Majority Leader in Parliament, Osei Kyei-Mensah-Bonsu, is proposing the adoption of the Westminster system of government for Ghana – where a Prime Minister leads government business.
This, he believes, will help deal with corruption that may arise in an attempt by a President and political sponsors to recoup investments made after gaining power.
“Where we are going as a nation is not sustainable. We are getting on a very slippery route in terms of monetizing our politics. Both Parliamentary elections and Presidential elections. As a matter of fact, my personal preference is with the Westminster type where the Prime Ministers are more accessible to us.
“In terms of expenditures, they spend far far less in getting themselves elected from the constituencies and that obligation to satisfy sponsors is much less, and with that they will be able to deal with corruption.
“Then again, because the Prime Minister is a member of Parliament, peer review should tell you that you can’t be a Prime Minister when I know that before you became a Prime Minister you had only one house and four years after you have ten houses. My friend where did you get it from?”
He was speaking at a public lecture at the Kwame Nkrumah University of Science and Technology on the theme, ‘The Constitutional Review: The Perspective of a Legislator’.
According to the Majority Leader, at least 50 million dollars is spent on electioneering by a Presidential candidate from the party level to the national election.

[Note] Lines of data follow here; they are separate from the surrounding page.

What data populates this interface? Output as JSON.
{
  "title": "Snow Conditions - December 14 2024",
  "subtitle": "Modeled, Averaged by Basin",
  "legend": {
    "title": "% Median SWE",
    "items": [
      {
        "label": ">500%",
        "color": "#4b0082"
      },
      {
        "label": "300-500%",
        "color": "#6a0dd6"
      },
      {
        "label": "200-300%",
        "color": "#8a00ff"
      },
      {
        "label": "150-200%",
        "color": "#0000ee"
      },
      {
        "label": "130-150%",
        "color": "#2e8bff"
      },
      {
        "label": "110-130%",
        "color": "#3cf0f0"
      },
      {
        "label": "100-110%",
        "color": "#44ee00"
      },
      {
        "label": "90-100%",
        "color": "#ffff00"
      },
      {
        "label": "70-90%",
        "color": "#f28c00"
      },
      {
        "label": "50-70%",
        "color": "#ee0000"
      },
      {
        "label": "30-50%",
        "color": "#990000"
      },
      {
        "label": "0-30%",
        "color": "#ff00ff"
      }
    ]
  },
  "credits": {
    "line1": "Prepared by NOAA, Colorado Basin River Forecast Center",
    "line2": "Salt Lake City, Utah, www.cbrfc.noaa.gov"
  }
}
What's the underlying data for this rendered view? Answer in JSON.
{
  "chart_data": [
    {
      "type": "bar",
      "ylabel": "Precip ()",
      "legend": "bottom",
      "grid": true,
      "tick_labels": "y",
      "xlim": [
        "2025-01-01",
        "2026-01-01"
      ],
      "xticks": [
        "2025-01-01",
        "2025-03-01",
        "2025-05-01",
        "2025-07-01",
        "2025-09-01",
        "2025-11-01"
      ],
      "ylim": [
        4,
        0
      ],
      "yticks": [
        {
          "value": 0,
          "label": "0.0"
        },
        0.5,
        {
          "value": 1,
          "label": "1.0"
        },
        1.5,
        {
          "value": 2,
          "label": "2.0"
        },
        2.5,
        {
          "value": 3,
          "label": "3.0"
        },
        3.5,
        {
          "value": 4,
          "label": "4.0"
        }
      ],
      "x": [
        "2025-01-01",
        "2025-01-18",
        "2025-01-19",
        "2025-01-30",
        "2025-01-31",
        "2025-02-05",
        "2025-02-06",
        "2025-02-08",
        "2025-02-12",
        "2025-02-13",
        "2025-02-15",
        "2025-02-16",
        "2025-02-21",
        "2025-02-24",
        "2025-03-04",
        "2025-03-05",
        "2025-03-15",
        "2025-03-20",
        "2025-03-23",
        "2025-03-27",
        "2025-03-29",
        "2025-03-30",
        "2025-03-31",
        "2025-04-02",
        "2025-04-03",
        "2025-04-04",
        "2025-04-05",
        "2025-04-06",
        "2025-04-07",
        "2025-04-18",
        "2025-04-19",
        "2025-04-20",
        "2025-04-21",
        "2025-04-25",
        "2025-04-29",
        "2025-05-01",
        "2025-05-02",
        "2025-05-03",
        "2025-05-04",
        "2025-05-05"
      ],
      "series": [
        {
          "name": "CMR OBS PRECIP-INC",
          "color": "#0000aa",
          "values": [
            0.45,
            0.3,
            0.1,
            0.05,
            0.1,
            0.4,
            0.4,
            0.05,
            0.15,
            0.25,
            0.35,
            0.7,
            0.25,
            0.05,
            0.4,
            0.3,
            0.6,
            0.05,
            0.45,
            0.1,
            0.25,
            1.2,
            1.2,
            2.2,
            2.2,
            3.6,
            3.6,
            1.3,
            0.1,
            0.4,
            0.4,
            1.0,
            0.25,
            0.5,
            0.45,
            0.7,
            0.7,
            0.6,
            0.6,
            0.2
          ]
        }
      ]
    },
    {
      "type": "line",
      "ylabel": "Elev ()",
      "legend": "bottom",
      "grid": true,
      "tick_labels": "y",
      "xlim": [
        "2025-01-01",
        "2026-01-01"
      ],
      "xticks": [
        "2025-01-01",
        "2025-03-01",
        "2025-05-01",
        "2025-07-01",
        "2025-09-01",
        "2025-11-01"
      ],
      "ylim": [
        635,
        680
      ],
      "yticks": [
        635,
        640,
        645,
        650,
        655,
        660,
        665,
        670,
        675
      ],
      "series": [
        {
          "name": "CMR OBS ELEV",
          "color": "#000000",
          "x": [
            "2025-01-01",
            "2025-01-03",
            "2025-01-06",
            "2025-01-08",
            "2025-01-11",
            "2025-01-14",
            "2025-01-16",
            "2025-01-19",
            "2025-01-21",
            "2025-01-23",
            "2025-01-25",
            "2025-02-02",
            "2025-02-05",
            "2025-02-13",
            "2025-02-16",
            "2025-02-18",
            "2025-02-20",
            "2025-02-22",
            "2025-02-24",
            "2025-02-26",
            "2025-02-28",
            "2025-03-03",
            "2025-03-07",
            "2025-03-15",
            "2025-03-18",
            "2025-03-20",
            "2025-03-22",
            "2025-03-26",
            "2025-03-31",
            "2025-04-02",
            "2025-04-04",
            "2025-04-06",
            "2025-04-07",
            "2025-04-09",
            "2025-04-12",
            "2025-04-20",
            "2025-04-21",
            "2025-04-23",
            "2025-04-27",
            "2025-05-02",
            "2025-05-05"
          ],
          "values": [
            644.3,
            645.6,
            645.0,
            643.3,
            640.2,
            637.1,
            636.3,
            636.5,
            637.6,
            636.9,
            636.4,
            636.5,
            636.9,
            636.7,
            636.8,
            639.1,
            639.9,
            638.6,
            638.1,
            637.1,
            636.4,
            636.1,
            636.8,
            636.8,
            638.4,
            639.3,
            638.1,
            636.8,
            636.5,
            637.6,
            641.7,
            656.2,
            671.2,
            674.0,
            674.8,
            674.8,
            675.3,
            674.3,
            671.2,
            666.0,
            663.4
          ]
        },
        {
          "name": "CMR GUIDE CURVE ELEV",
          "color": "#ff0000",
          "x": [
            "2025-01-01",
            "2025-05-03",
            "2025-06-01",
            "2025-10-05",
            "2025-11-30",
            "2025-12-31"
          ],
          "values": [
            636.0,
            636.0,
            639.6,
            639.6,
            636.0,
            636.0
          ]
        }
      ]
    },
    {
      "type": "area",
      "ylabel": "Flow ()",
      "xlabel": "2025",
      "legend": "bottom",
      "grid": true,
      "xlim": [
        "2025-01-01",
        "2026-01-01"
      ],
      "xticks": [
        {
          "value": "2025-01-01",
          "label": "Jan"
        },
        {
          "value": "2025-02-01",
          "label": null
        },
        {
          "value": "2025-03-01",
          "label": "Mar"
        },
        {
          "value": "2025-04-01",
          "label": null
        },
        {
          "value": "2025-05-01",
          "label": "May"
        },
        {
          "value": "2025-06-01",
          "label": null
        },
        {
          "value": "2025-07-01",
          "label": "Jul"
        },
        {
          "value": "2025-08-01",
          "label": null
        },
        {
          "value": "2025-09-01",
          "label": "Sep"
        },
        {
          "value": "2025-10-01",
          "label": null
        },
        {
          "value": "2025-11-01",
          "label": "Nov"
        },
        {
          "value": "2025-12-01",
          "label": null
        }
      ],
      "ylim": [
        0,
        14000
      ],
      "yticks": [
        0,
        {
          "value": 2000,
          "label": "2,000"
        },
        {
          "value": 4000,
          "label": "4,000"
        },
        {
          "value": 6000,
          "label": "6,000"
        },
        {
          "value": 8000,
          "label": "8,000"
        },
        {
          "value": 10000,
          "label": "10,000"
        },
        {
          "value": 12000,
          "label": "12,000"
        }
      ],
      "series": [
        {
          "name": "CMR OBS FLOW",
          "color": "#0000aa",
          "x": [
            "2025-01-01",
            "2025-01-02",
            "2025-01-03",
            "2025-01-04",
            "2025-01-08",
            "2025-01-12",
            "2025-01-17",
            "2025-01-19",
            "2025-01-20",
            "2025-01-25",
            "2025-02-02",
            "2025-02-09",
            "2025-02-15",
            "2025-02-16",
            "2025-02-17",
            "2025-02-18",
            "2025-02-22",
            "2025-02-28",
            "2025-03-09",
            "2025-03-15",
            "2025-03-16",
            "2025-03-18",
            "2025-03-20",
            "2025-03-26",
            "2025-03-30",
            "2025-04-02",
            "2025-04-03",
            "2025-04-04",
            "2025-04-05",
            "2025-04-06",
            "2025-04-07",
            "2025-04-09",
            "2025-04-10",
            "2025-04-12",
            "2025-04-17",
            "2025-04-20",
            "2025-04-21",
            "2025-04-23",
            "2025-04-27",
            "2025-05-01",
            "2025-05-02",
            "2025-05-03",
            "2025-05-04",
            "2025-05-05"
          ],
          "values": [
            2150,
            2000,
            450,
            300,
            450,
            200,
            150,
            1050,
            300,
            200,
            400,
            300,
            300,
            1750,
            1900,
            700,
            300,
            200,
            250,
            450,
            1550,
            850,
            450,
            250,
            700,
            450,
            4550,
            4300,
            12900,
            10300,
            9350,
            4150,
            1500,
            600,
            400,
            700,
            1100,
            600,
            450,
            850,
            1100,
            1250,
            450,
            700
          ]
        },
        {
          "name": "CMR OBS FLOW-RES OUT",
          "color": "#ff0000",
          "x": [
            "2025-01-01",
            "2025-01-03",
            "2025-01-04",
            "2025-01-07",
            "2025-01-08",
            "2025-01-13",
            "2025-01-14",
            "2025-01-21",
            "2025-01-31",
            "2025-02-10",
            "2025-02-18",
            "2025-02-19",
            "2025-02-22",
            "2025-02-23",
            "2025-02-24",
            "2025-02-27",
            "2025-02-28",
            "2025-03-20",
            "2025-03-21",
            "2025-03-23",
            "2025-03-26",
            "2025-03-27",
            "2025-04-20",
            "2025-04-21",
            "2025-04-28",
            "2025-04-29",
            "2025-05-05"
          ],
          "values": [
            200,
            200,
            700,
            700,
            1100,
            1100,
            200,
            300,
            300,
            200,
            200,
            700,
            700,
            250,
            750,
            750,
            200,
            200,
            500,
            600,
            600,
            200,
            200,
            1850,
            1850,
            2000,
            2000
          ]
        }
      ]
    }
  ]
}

Research by the Centre for Democratic Development, premised on the 2020 general elections, estimates about six hundred thousand dollars is spent by Members of Parliament to secure their seats.
In checking the investments made to win elections, the Majority Leader in Parliament suggests the Westminster system of government where the Prime Minister is more accountable.

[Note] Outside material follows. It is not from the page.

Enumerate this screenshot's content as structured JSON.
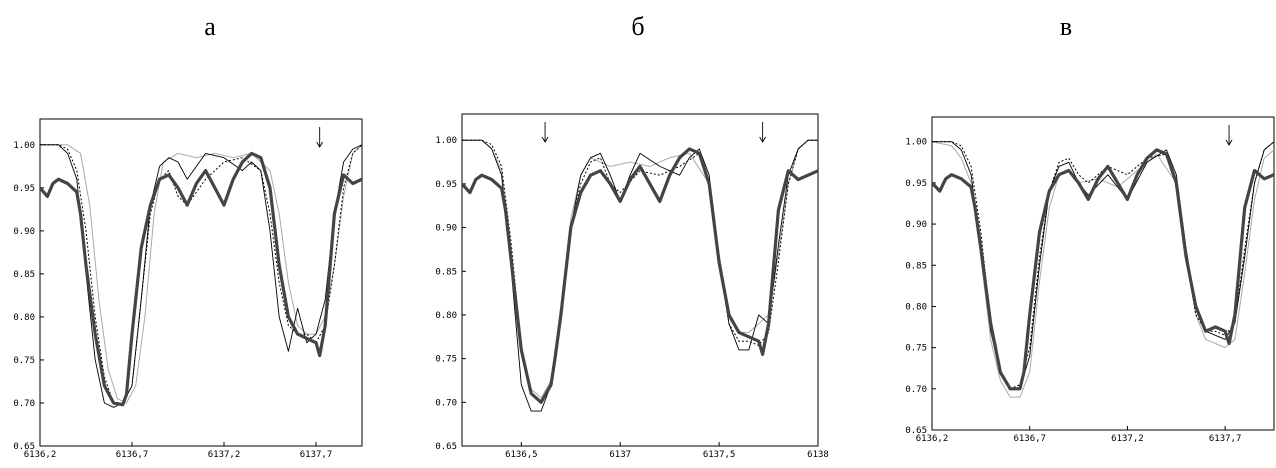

Osei Kyei-Mensah-Bonsu sides with a World Bank research which suggests small unitary countries like Ghana are better served with Prime Ministers.
The Member of Parliament likens the powers conferred on the President to that of a monarch, since he makes over five thousand appointments to public offices.
Mr. Kyei-Mensah-Bonsu believes there should be a review of the constitutional provision.
“This certainly is a monarch that the constitution has created. The rest of us, citizens, hold him in awe and if and when he strays, it is difficult to talk straight to him. This arrangement needs to be revisited. It can not be good for our growth. It can not be good for the growth of democracy”, he added.
He further proposed that ministers who are not part of cabinet should be cut off to save the public purse.
“Many of our Ministers do not add value to our governance, that is the truth. I am not here talking about the current NPP administration. I refer to all administrations since 1993, the time has come to seriously introspect into this”, he emphasized.
“And hasn’t the time come for us to place in the constitution an upper ceiling on the number of ministers of state that we should have. Cabinet Ministers assist the President in the evolution of policies, that is according to Article 76 of the constitution.
“All bills and agreement that are presented to Parliament are underpinned by governmental policies and principle which the cabinet Ministers propose to cabinet so if you are not a cabinet minister, you are not part of the process of evolution of policy”, he explained.
In concluding his lecture, the legislator said an introspection into Ghana’s constitution which has a cumbersome amendment procedure is long overdue.